Posted by on Wednesday, September 11, 2019 in News.

If you think learning traditional paper origami is a difficult practice, try wrapping your head around origami on the atomic scale.

In “Atomically-Precise, Custom-Design Origami Graphene Nanostructures,” published today in the journal Science, an international team of researchers have accomplished just that, using sophisticated and precise control of atoms to experiment with new structures and set the stage for future generations of breakthroughs in quantum technology.

“Under atomic-scale control of these graphene-based nanostructures, researchers are able to build fascinating new structures,” noted Vanderbilt University Distinguished Professor of Physics and Engineering Sokrates T. Pantelides who collaborated on the research. “In the future, these fundamental discoveries are likely to serve as groundwork for new devices our current generation can’t even begin to imagine.”


Prof. Sokrates Pantelides, of the Physics and Astronomy dept. (Vanderbilt University / Steve Green)

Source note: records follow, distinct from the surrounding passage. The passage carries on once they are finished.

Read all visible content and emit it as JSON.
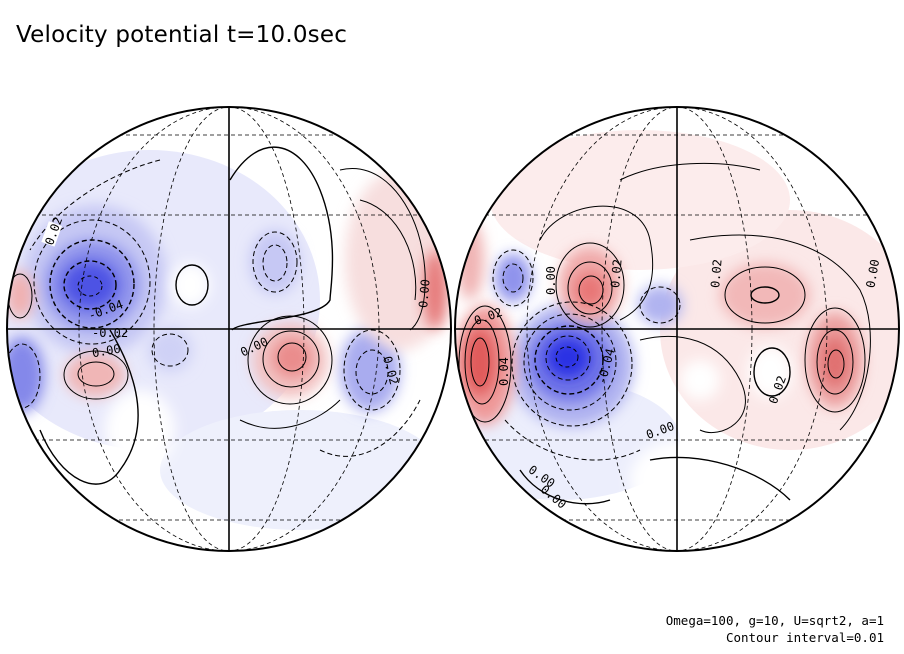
{
  "title": "Velocity potential t=10.0sec",
  "parameters": "Omega=100, g=10, U=sqrt2, a=1",
  "contour_interval_text": "Contour interval=0.01",
  "colors": {
    "positive": "#e03030",
    "negative": "#1010e0",
    "zero": "#ffffff"
  },
  "contour_labels": {
    "left": [
      "0.02",
      "-0.04",
      "-0.02",
      "0.00",
      "0.00",
      "0.00",
      "0.02"
    ],
    "right": [
      "0.00",
      "0.02",
      "0.02",
      "0.00",
      "0.02",
      "-0.04",
      "0.00",
      "0.02",
      "0.00",
      "0.00",
      "0.04"
    ]
  }
}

While the ancient art form of origami is currently used in large-scale applications, such as in architecture or battery design, researchers have long sought to apply origami techniques to small atomic structures, including graphene – a two-dimensional semimetal and “supermaterial” capturing the attention of researchers around the world for its properties of tensile strength, flexibility and impermeability – to name a few. However, technological limitations prevented researchers from using origami’s fine control to build and manipulate custom graphene structures.

A collaboration between Pantelides, University of Maryland Professor Min Ouyang, and a team of researchers at the Institute of Physics of the Chinese Academy of Sciences in Beijing headed by Professor Hong-Jun Gao, the findings build on many years of investigations of carbon-based nanostructures, including the discovery of carbon nanotubes and the successful isolation of monolayer graphene, which was awarded the 2010 Nobel Prize in Physics.